The Saudi-led coalition said it launched a military operation against the Iran-backed Houthis (Ansarallah) on Thursday (September 19th) in its first known strike since an attack on the kingdom's oil industry that was blamed on Iran, AFP reported.
The operation in the north of the country comes after strikes on two Saudi oil facilities last weekend knocked out half the kingdom's production, sending regional tensions soaring.
The coalition said its operation destroyed four sites north of the port city of al-Hodeidah that were used by the Houthis to assemble remote-controlled boats and sea mines, according to a statement released by the Saudi Press Agency.

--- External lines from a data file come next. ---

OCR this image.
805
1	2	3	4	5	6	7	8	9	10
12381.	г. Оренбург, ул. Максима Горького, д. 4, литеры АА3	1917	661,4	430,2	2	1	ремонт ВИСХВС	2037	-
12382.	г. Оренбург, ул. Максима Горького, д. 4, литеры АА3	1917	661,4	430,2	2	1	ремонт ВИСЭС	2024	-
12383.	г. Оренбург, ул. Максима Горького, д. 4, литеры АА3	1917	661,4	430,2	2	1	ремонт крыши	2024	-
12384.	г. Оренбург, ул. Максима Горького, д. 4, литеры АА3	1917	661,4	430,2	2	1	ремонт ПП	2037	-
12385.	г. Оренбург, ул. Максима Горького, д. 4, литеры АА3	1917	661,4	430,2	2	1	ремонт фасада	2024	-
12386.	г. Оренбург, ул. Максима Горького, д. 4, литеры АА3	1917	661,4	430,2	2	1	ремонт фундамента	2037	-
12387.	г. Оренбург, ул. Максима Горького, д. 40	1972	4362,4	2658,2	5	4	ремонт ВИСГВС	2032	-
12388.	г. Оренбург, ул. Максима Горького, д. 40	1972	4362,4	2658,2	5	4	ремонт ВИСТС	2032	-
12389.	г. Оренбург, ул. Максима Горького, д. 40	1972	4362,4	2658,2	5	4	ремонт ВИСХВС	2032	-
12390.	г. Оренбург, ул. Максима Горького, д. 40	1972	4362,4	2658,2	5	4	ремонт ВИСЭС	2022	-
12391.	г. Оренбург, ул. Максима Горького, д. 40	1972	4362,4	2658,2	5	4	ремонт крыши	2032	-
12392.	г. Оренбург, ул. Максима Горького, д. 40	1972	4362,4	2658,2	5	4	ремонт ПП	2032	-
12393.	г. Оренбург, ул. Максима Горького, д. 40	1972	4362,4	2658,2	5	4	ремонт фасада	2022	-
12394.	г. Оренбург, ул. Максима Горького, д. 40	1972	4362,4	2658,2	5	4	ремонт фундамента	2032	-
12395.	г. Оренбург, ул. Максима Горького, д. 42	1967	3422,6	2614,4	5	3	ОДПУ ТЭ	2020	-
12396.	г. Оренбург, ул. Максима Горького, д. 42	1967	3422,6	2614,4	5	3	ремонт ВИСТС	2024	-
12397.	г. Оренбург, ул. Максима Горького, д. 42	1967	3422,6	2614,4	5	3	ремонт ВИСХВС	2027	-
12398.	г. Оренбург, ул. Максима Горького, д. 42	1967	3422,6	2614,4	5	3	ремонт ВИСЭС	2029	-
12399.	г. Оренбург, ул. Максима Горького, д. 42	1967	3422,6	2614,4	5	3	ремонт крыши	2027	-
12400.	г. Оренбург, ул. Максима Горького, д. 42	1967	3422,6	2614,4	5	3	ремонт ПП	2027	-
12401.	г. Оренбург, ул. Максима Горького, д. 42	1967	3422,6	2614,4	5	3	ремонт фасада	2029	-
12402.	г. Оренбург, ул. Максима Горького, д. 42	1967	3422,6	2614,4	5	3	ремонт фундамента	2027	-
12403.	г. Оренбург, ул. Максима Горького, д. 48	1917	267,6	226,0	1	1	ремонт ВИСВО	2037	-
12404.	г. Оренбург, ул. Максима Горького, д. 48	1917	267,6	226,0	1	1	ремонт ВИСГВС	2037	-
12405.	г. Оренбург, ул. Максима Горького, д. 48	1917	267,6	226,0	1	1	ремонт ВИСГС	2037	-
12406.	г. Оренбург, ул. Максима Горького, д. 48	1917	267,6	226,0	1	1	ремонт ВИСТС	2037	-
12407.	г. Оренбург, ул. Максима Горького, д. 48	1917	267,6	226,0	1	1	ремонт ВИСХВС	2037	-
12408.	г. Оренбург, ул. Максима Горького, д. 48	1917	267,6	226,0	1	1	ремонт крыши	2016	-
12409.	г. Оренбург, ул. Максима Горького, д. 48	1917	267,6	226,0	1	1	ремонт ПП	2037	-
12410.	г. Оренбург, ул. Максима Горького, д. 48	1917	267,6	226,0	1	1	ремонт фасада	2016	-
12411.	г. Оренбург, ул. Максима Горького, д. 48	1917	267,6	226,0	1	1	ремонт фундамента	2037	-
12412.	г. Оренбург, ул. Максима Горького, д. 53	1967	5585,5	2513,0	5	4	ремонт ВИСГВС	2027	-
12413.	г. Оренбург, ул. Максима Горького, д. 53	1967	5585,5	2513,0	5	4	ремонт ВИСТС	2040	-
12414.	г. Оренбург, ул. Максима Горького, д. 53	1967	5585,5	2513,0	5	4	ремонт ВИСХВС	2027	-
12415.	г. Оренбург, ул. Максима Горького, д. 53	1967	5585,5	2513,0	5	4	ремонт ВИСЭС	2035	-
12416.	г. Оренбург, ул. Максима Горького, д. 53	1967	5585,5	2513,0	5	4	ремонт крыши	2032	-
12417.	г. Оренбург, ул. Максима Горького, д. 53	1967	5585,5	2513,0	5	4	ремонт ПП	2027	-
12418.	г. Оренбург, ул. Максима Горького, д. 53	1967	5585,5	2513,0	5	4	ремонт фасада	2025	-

It described the sites as a threat to maritime security in the crucial shipping lane of Bab al-Mandeb and the southern Red Sea.
Hours before announcing the operation, which strains an already fragile UN-brokered ceasefire in al-Hodeidah, the Arab coalition said it intercepted a "remote-controlled, booby-trapped boat" that the Houthis aimed to use for a "terrorist act in the south of the Red Sea".
The coalition said the boat was destroyed in the operation but it did not specify the target.
The Houthis claimed responsibility for last weekend's attacks on Abqaiq –- the world's largest oil processing facility –- and the Khurais oil field in eastern Saudi Arabia.
But both Washington and Riyadh have ruled that out, saying the operation was beyond the militia's capabilities, and pinned the blame on Iran.